History

United Kingdom
- Name: HMS Racoon
- Ordered: 1885
- Builder: Devonport Dockyard
- Cost: Hull: £60,600; Machinery: £31,000;
- Laid down: 1 February 1886
- Launched: 6 May 1887
- Commissioned: 1 March 1888
- Decommissioned: 1 January 1905
- Fate: Sold to G Cohen on 4 April 1905

General characteristics
- Class & type: Archer-class torpedo cruiser
- Displacement: 1770 tons
- Length: 140 ft (43 m)
- Beam: 36 ft (11 m)
- Draught: 13.5 ft (4.1 m)
- Installed power: 2,500 ihp (1,900 kW); 4,500 ihp (3,400 kW) forced draught;
- Propulsion: Twin 2-cylinder compound steam engines; Four boilers; Twin screws;
- Speed: 17.5 kn (32.4 km/h)
- Range: 7,000 nmi (13,000 km) at 10 kn (19 km/h)
- Complement: 176 men
- Armament: Six 6-inch (152 mm) guns; Eight 3-pounder (47 mm) QF guns; Two machine guns; One light gun; One 14-inch (356 mm) torpedo tube; Four torpedo carriages;
- Armour: deck: .375 in (9.5 mm); Gunshields: 1 in (25 mm); Conning tower: 3 in (76 mm);

= HMS Racoon (1887) =

Cruiser of the Royal Navy

HMS Racoon, sometimes spelled HMS Raccoon, was an torpedo cruiser of the Royal Navy.
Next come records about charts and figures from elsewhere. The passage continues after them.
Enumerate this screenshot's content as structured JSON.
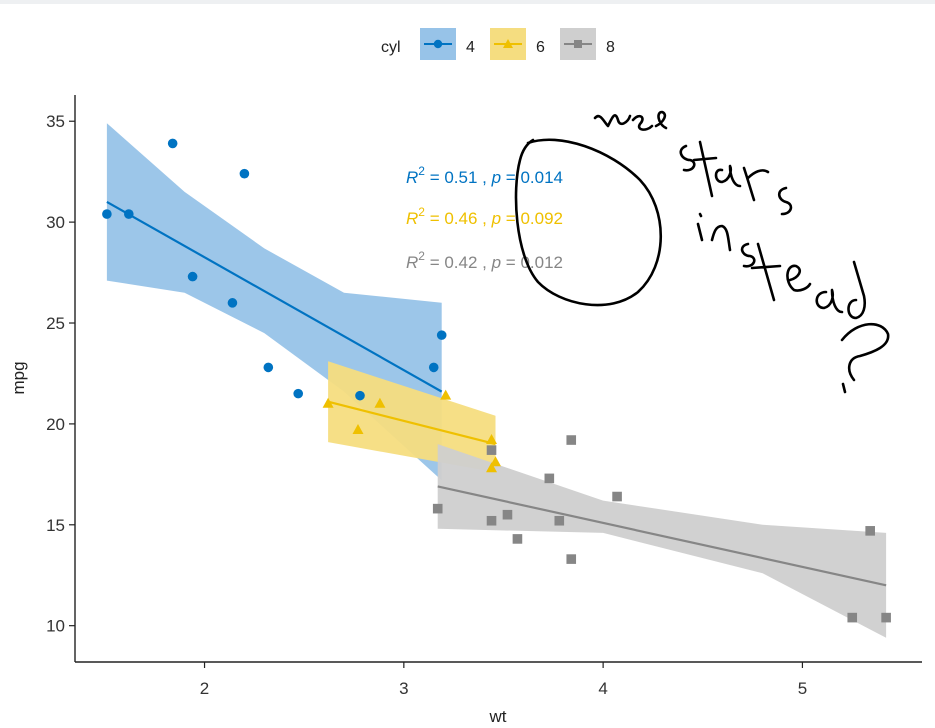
{
  "chart_data": {
    "type": "scatter",
    "xlabel": "wt",
    "ylabel": "mpg",
    "xlim": [
      1.35,
      5.6
    ],
    "ylim": [
      8.2,
      36.3
    ],
    "xticks": [
      2,
      3,
      4,
      5
    ],
    "yticks": [
      10,
      15,
      20,
      25,
      30,
      35
    ],
    "grid": false,
    "legend": {
      "title": "cyl",
      "position": "top",
      "items": [
        "4",
        "6",
        "8"
      ]
    },
    "series": [
      {
        "name": "4",
        "color": "#0073C2",
        "fill": "#97c3e8",
        "marker": "circle",
        "x": [
          1.51,
          1.62,
          1.84,
          1.94,
          2.14,
          2.2,
          2.32,
          2.47,
          2.78,
          3.15,
          3.19
        ],
        "y": [
          30.4,
          30.4,
          33.9,
          27.3,
          26.0,
          32.4,
          22.8,
          21.5,
          21.4,
          22.8,
          24.4
        ],
        "fit": [
          [
            1.51,
            31.0
          ],
          [
            3.19,
            21.6
          ]
        ],
        "band": {
          "x": [
            1.51,
            1.9,
            2.3,
            2.7,
            3.19
          ],
          "lower": [
            27.1,
            26.5,
            24.5,
            21.6,
            17.2
          ],
          "upper": [
            34.9,
            31.5,
            28.7,
            26.5,
            26.0
          ]
        },
        "stat": {
          "r2": "0.51",
          "p": "0.014"
        }
      },
      {
        "name": "6",
        "color": "#EFC000",
        "fill": "#f5dd80",
        "marker": "triangle",
        "x": [
          2.62,
          2.77,
          2.88,
          3.21,
          3.44,
          3.44,
          3.46
        ],
        "y": [
          21.0,
          19.7,
          21.0,
          21.4,
          19.2,
          17.8,
          18.1
        ],
        "fit": [
          [
            2.62,
            21.1
          ],
          [
            3.46,
            19.0
          ]
        ],
        "band": {
          "x": [
            2.62,
            3.46
          ],
          "lower": [
            19.1,
            17.6
          ],
          "upper": [
            23.1,
            20.4
          ]
        },
        "stat": {
          "r2": "0.46",
          "p": "0.092"
        }
      },
      {
        "name": "8",
        "color": "#868686",
        "fill": "#cfcfcf",
        "marker": "square",
        "x": [
          3.17,
          3.44,
          3.52,
          3.57,
          3.73,
          3.78,
          3.84,
          3.84,
          3.44,
          4.07,
          5.25,
          5.34,
          5.42
        ],
        "y": [
          15.8,
          18.7,
          15.5,
          14.3,
          17.3,
          15.2,
          13.3,
          19.2,
          15.2,
          16.4,
          10.4,
          14.7,
          10.4
        ],
        "fit": [
          [
            3.17,
            16.9
          ],
          [
            5.42,
            12.0
          ]
        ],
        "band": {
          "x": [
            3.17,
            4.0,
            4.8,
            5.42
          ],
          "lower": [
            14.8,
            14.6,
            12.6,
            9.4
          ],
          "upper": [
            19.0,
            16.2,
            15.0,
            14.6
          ]
        },
        "stat": {
          "r2": "0.42",
          "p": "0.012"
        }
      }
    ]
  },
  "annotation": {
    "text": "use stars instead ?"
  }
}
Racoon was laid down on 1 February 1886 and came into service on 1 March 1888. She served on the East Indies Station where, on 27 August 1896, she was involved in the bombardment of Sultan Khalid's palace during the 40 minute Anglo–Zanzibar War.

In early May 1901 Racoon returned to the United Kingdom, and was paid off at Sheerness on 6 July 1901.

She was decommissioned on 1 January 1905 and sold for scrap.